DIE LINKE setzt sich daher unter anderem auch für die Umverteilung von Forschungsmitteln zugunsten der Weiter- und Neuentwicklung tierversuchsfreier bzw. alternativer und neuer Methoden sowie zur institutionellen Stärkung der ZEBET (Zentralstelle zur Erfassung und Bewertung von Ersatz und Ergänzungsmethoden zum Tierversuch) sowie des ECVAM (Europäisches Zentrum zur Validierung alternativer Methoden) ein. Die im Haushalt des Bundesforschungsministeriums verausgabte Summe von weniger als fünf Millionen Euro im Jahr ist deutlich zu niedrig und erreicht in keiner Weise Ergebnisse, die auf einen Fortschritt in der Entwicklung alternativer tierversuchsfreier Methoden hoffen lassen. Sie beträgt etwa ein Prozent der gesamten Projektförderung des Bundesministeriums für Bildung und Forschung (BMBF). Wir wollen eine schnelle Steigerung der Fördermittel für Alternativmethoden zu Tierversuchen.

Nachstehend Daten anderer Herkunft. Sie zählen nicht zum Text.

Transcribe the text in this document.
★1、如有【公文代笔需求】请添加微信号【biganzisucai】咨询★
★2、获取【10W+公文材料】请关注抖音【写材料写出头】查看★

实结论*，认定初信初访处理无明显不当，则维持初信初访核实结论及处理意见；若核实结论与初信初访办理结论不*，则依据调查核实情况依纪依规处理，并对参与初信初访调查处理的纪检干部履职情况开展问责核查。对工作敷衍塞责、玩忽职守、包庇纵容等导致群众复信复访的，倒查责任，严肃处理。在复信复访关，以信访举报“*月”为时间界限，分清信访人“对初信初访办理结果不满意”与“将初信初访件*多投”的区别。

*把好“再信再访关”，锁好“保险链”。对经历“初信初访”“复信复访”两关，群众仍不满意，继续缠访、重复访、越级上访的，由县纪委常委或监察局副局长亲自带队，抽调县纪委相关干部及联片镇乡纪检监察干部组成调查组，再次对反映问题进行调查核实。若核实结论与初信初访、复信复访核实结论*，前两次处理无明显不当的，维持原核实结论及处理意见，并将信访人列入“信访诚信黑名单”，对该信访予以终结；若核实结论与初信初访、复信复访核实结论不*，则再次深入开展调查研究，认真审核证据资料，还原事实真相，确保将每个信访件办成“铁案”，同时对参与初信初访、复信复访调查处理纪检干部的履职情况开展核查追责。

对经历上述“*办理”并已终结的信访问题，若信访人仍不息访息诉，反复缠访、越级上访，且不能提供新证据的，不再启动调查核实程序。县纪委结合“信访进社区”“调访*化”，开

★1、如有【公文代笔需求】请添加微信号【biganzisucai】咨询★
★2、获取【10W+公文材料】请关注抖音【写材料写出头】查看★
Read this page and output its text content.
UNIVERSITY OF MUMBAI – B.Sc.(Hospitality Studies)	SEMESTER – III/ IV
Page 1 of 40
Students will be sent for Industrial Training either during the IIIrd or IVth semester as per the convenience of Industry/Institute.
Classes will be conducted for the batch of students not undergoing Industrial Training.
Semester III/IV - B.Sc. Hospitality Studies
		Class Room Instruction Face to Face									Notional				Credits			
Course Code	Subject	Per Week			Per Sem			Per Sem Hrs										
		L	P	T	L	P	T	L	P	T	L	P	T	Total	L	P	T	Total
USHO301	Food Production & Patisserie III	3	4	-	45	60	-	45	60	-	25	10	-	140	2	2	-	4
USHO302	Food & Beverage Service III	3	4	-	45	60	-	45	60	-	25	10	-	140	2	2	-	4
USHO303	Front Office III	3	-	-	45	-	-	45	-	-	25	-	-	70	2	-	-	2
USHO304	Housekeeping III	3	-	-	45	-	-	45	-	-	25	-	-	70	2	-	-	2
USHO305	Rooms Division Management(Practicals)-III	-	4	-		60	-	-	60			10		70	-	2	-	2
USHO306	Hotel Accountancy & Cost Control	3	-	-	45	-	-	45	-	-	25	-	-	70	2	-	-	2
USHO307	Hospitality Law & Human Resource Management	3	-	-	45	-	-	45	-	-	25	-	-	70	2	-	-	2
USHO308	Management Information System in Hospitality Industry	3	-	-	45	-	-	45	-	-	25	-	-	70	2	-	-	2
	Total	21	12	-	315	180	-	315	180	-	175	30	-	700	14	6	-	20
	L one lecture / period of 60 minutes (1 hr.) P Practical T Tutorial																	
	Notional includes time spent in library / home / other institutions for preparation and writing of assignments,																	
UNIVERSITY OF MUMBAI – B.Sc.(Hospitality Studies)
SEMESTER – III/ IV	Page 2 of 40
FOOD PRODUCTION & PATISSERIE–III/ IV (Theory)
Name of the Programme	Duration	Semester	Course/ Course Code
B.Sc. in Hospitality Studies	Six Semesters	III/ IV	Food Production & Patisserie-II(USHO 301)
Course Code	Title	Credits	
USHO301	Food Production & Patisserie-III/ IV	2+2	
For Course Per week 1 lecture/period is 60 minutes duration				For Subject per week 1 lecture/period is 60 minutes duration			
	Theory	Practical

Als erstes EU-Land haben die Niederlande einen Plan zum Abbau der Tierversuche vorgelegt. Danach ist der Ausstieg in den Bereichen regulatorische Tests und Chargenprüfungen möglich. Die Niederlande wollen bis zum Jahr 2025 eine weltweite Spitzenposition für tierversuchsfreie Verfahren in diesen Bereichen einnehmen. Ich finde, die Initiative der Niederlande in dieser Form ist einzigartig und zukunftsweisend. Die Förderung tierfreier Laborinnovationen ist nicht nur aus Perspektive des Tierschutzes ein Fortschritt, sie beinhaltet auch großes wissenschaftliches und wirtschaftliches Potenzial.
DIE LINKE setzt sich zudem für die Ausweitung von Lehre und Forschung einer tierverbrauchsfreien Wissenschaft in Form von tierversuchsfreien Studiengängen in den Lebenswissenschaften, verbunden mit der Einrichtung von Lehrstühlen und Professuren für tierverbrauchsfreie Verfahren ein. Nur so kann der Grundstein gelegt werden, zukünftige wissenschaftliche Generationen für dieses Thema zu sensibilisieren und die Weiterentwicklung alternativer tierversuchsfreier Forschungsmethoden zu fördern.
Ich kann Ihnen versichern, eine hoffentlich starke LINKE im Bundestag wird sich auch in der nächsten Legislatur gegen die grausame und sinnlose Quälerei von Tieren zu angeblich wissenschaftlichen Zwecken einsetzen.